Акинфиев подслеповато прищурился. Вздрогнул:

– Ну, что же мы тут, на крыльце… Пожалуйте в дом.

Дом Акинфиева был с мансардой, и туда-то, в мансарду, он и повёл Севастьянова. Но сначала познакомил с семьёй. Супруга сидела в гостиной, кутаясь в шаль. Она была в ночном чепце, раскладывала пасьянс. Увидев Севастьянова, поднялась, подала руку.

– Здравствуйте! Ах, к нам так редко гости приходят! Иван Петрович такой нелюдим, а мы всегда гостям рады. Сейчас самовар поставят!

– Не затрудняйтесь, – сказал Севастьянов. – Я к Ивану Петровичу по делу…

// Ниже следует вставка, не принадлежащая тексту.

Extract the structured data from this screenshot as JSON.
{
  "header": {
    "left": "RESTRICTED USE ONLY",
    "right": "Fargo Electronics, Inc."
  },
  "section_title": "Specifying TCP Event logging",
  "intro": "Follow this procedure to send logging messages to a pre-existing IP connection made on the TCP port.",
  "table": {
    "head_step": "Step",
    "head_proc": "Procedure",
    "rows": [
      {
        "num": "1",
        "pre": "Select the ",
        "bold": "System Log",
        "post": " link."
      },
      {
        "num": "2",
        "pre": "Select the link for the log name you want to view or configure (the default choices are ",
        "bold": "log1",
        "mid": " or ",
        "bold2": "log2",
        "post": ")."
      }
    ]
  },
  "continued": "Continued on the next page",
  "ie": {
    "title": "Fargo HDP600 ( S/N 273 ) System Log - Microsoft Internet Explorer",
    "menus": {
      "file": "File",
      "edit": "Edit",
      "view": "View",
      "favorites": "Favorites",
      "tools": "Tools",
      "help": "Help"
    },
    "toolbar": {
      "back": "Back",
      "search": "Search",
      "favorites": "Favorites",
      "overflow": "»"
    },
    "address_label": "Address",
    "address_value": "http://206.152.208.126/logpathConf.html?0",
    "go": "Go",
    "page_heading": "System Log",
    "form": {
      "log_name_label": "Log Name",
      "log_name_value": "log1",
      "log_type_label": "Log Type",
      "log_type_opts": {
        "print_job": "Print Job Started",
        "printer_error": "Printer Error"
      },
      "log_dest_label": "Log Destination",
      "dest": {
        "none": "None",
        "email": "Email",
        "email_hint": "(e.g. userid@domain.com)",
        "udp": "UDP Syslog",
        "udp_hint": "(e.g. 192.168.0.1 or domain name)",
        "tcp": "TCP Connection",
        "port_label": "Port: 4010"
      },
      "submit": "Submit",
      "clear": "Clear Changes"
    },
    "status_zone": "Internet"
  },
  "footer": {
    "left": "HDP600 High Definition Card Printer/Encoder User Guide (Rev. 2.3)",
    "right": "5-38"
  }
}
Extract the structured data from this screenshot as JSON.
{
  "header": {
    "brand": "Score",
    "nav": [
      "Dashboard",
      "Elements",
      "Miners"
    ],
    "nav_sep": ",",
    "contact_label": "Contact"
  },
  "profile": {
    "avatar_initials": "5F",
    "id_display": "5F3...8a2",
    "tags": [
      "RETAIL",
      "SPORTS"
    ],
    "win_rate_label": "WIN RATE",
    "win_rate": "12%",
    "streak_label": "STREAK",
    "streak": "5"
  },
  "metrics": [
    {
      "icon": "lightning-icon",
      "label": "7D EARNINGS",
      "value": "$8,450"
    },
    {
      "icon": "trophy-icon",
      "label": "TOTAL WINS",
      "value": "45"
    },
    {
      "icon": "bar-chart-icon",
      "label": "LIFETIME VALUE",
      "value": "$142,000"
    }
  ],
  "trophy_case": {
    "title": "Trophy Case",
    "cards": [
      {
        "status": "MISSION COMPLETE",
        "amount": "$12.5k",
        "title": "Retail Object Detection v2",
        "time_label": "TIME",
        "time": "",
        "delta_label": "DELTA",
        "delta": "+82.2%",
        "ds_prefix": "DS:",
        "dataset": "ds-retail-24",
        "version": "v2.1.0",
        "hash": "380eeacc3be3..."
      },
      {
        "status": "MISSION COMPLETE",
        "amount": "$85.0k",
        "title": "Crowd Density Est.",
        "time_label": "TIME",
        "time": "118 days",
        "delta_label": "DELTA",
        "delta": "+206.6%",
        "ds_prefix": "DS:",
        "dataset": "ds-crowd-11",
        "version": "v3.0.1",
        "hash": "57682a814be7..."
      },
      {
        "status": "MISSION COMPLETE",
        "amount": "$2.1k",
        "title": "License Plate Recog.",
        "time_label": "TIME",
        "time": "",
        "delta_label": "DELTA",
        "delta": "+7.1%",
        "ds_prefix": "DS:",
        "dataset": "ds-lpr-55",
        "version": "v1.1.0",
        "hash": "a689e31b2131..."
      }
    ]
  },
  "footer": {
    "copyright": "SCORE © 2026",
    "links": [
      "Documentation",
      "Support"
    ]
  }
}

Из комнаты вышла худая бледная девица, лицом похожая на мать.

– Это моя Верочка, – сообщил Акинфиев. – Говорит по-французски, прекрасно музицирует. Это, Верочка, мой товарищ по работе.

Акинфиев на секунду смешался, вопросительно взглянул на Севастьянова.

– Павел…

– Павел Александрович, – помог ему Севастьянов.

– Очень приятно, – сказала Верочка, робко взглянула на Севастьянова и покраснела.

– Не робей, Верочка. А лучше сыграй нам что-нибудь из Глинки.

– Отчего же не из Годара? – спросила Верочка.

Севастьянов поклонился:

– Простите великодушно, но это, если можно, позже…

– Как хотите, – погрустневшим голосом проговорил Акинфиев. – А вот мои пострелята, Антоша и Викуша…

Перед Севастьяновым возникли два мальчика-погодка. Один был посветлей – в мать, другой потемнее – в отца.

– Добрый вечер! – чуть не хором сказали мальчики.

– Умницы… – заученно пробормотал Петенька. – Уроки уже приготовили? Ну, ступайте, играйте…

Акинфиев обернулся к Паше.

– Ну-с, прошу в мой, так сказать, одинокий приют…

И он пошел к лестнице.

В мансарде было, вопреки ожиданию, неуютно. На старом диване валялся скомканный старый плед, на письменном столе лежал громадный рыжий кот: он сощурился, когда Акинфиев, потушив свечу, зажёг лампу под грязным, усиженным мухами, абажуром.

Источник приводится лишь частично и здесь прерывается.